Focus quickly shifted from the Employment Situation Report to the Fed’s annual Jackson Hole retreat that was held at the end of August. Chair Powell used the event to provide an update on the U.S. economy, and a timeline and outlook for tapering asset purchases, seeking to ensure inflation does not exceed its 2% target in the long term.  His speech helped encourage equities higher as he also emphasized the Fed’s commitment “to support the economy for as long as is needed to achieve a full recovery”. About tapering, Powell hinted that it may begin as early as this year’s end should inflation measures, economic momentum, and employment numbers continue to show progress. 

Switching to fixed income, the yield on the benchmark 10-year Treasury increased in August from a low of 1.17% to close at 1.30% at month-end. Despite the increase, yields still sit below March highs of above 1.7%. Corporate fundamentals are very strong, with company credit rating upgrades outpacing downgrades, especially in the high yield market. Corporate profits surged for Q2’21, coinciding with a large amount of liquid assets on their balance sheets allowing them to service their debts. Given the reduced risk and strong backdrop, yields also remain low in this sector of the market.

Asset class commentary


Not a day seemingly goes by without constrained supply-chains making front page news. Over the past 18 months we have seen stores with no toilet paper, a ship blocking the Suez Canal, factory shutdowns in Vietnam, and ports closed in China. The pandemic, and the subsequent disruptions that it has caused, has dismantled the world of just-in-time inventory systems proving just how fragile logistics can be. Just-in-time inventory systems, which grew in popularity during the 1990s, have resulted in companies operating with very lean levels of stock. This strategy helped to reduce overheads as less storage space is required, but for many, operating in this manner became their undoing when the pandemic hit because there was no surplus stock to be found.

As we approach the holiday season, retailers are doing everything necessary to ensure they aren’t caught short. Walmart and Home Depot have taken matters into their own hands and are now chartering private vessels to get their goods on shore because there is no sign of congestion at certain ports easing.  Walmart’s ability to adapt quickly and to sacrifice some of their bottom line in the short term by increasing on hand inventory will likely mean it will not face product shortages come christmas time.
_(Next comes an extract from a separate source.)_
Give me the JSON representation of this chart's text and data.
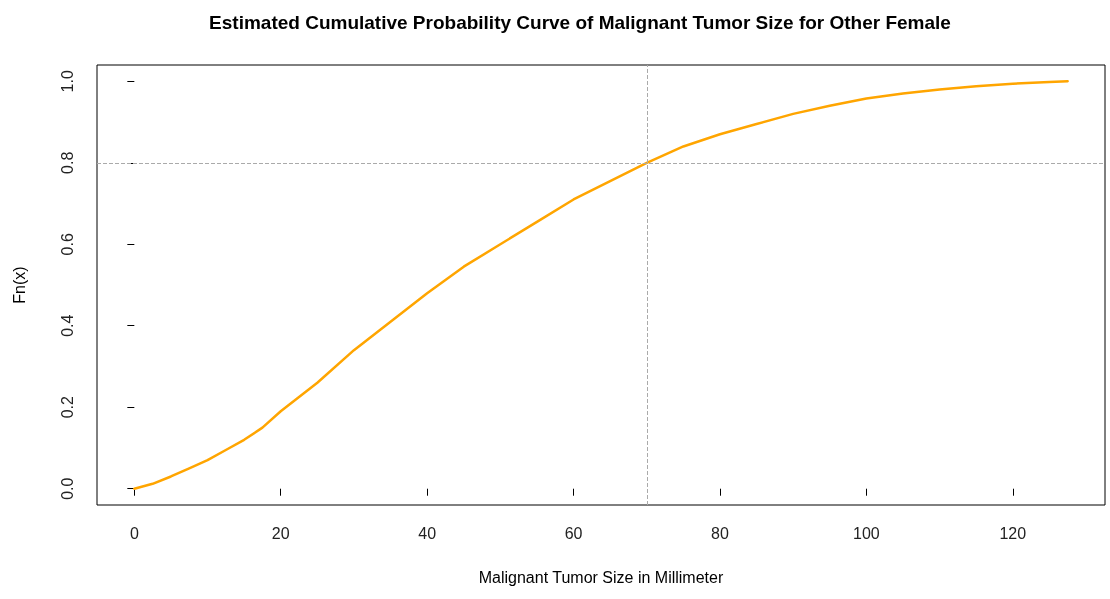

Given the pressures on supply-chains right now it is also no surprise that container and dry bulk shipping companies are benefiting as businesses are prepared to spend more to get their goods from point A to point B in the fastest time possible. Smaller carriers were struggling pre-covid as they found it difficult to generate economies of scale like their larger counterparts. However, that trend has changed and small-to-medium carriers are now enjoying a larger share of increased industry profits. 

According to the Journal of Commerce Online, double-digit increases in volume were reported by all carriers and accompanied by a sizable  increase in the profitability per container transported through the second quarter. ​​The level of profitability across the sector can be attributed to greater demand and rates. To contextualize the increase in rates that we are currently seeing, the average Asia-US West Coast rate valid for 30 days or less in the second quarter stood at $4,200 per forty foot equivalent unit (FEU), more than four times the average second quarter rate in pre-pandemic 2019, according to rate benchmarking platform Xeneta. The average China-North Europe spot rate in the second quarter was $4,771 per twenty foot equivalent (TEU) compared to $736 per TEU in 2019.